Ice-Pack and Tundra: An Account of the Search for the Jeannette and a Sledge Journey through Siberia.

A chatty and often witty account of the 1881 Jeannette search aboard the Rodgers by a reporter for the New York Herald.

p. 10: The routine on board the Rodgers is conducted with all the regularity of a man-of-war, and cheerfulness predominates under the most trying circumstances. The evenings in the cabin are passed pleasantly in games of cards, chess, back gammon, and the like, and in reading works of scientific interest or lighter literature.

p. 49: describes a house in St. Michael’s on Stuart Island: His wife [Lorenz, a native of Maine] is a cultivated and intelligent lady, and a small, but well selected library gave token of refined taste in literature. One would naturally be surprised, here, beyond the limit of civilization, to find a house with walls covered with Morris paper, and carpet and chairs in keeping with that style of decoration, so that I scarcely felt at each there in my coarse sailor garb.

p. 120, when the Rodgers was lost by fire, the shipwrecked comrades were sent substantial supplies including: some reading matter, and about a hundred pounds of tobacco and cigarettes….

p. 149-50, in March 1882 Gilder met a Russian named “Wanker”, who agreed to be his guide: I knew he was a liar, because he said he could read, and when I handed him a letter in the Russian language from the Russian Consul in San Francisco he read it all through with the deepest interest and most intense satisfaction depicted upon his countenance, occasionally smiling over some official pleasantry of the Consul’s, or stumbling over a particularly hard word, and all the time held the letter upside down. I righted it once, but he immediately turned it again, with a look as much as to say, “I always prefer to read my letters that way.” He then returned the letter after having carefully inspected the black border and the watermark on the paper, and said it was “All right;” an opinion for which I was truly grateful.

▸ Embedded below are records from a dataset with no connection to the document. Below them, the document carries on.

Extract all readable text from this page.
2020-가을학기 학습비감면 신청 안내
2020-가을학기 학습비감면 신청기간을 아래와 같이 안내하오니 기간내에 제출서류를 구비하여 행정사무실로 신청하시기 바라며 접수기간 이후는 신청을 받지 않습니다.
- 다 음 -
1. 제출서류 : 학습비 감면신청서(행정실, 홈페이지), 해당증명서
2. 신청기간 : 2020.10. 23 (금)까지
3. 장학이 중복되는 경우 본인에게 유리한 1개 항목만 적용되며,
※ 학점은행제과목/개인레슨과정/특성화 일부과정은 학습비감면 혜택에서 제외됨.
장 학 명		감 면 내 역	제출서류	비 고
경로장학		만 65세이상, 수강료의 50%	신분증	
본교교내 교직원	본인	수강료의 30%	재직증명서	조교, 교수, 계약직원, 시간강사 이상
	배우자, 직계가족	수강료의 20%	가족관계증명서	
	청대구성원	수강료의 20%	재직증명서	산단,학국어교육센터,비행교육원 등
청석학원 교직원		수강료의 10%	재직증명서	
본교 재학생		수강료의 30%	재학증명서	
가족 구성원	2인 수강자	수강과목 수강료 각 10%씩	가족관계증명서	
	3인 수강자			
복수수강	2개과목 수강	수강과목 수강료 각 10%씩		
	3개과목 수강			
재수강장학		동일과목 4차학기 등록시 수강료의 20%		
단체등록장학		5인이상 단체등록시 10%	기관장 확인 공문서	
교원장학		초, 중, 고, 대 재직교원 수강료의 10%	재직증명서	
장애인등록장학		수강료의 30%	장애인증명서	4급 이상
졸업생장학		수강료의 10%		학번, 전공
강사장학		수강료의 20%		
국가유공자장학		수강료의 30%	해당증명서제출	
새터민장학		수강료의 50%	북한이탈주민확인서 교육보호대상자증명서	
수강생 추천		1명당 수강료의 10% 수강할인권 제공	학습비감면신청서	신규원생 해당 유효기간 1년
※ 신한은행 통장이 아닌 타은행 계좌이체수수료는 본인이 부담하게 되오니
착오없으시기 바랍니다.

p. 154: When forced to lie over on account of storms or some notion of Wanker’s, with nothing to do and nothing to read, it seemed to me that all I did was to lie on my back and watch for indications of the next meal. It was all there was to break the monotony, unless my pipe needed cleaning.

p. 196-97, on sledge journey approaching the Lena, Gilder was with a Cossack who spoke only Yakout and Russian: This seemed at first a serious drawback, but I was not discouraged…. I had also a polyglot dictionary of the French, Russian, German and English languages, with the French as the initial language; which was rather a drawback, as first I must know the French equivalent for what I desire to explain in Russian. It fortunately happened that my Cossack, besides being unusually intelligent for one of his class in that country, was able to read and write, though by no means a scholar—so, with my dictionary and the universal sign language we got along quite well…. My dictionary was never packed away; it was always placed under my pillow in the sled, and always brought into the povarnniars and stations with the cooking utensils. Here we would pore over that book until the meal was ready.

p. 201, March 24, 1882, G. W. Melville to Secretary of the Navy: I found De Long’s note book alongside of him, a copy of which please find enclosed, dating from October 1, when at Usterday, until the end. Under the poles were found the books, records, &c., and two men. The rest of the people lie between the place where De Long was found … a distance of five hundred yards.

p. 203, March 25, 1882, G. W. Melville to Secretary of the Navy: When I had read these letters I turned to the papers which accompanied them and found them to be the diary kept by De Long from October 1st till October 30th, 1881. It was the most horrible tale of agonizing, lingering death.

p. 211, after H. H.Ericksen’s death on October 6, 1881, and the reading of the burial service: His clothing was divided up among his messmates. Iverson has his Bible and a lock of his hair. Supper at 5 p.m. , half a pound of dog meat and tea.

p. 215, in mid October, close to the end of De Long’s ordeal he is still reading prayers for the sick.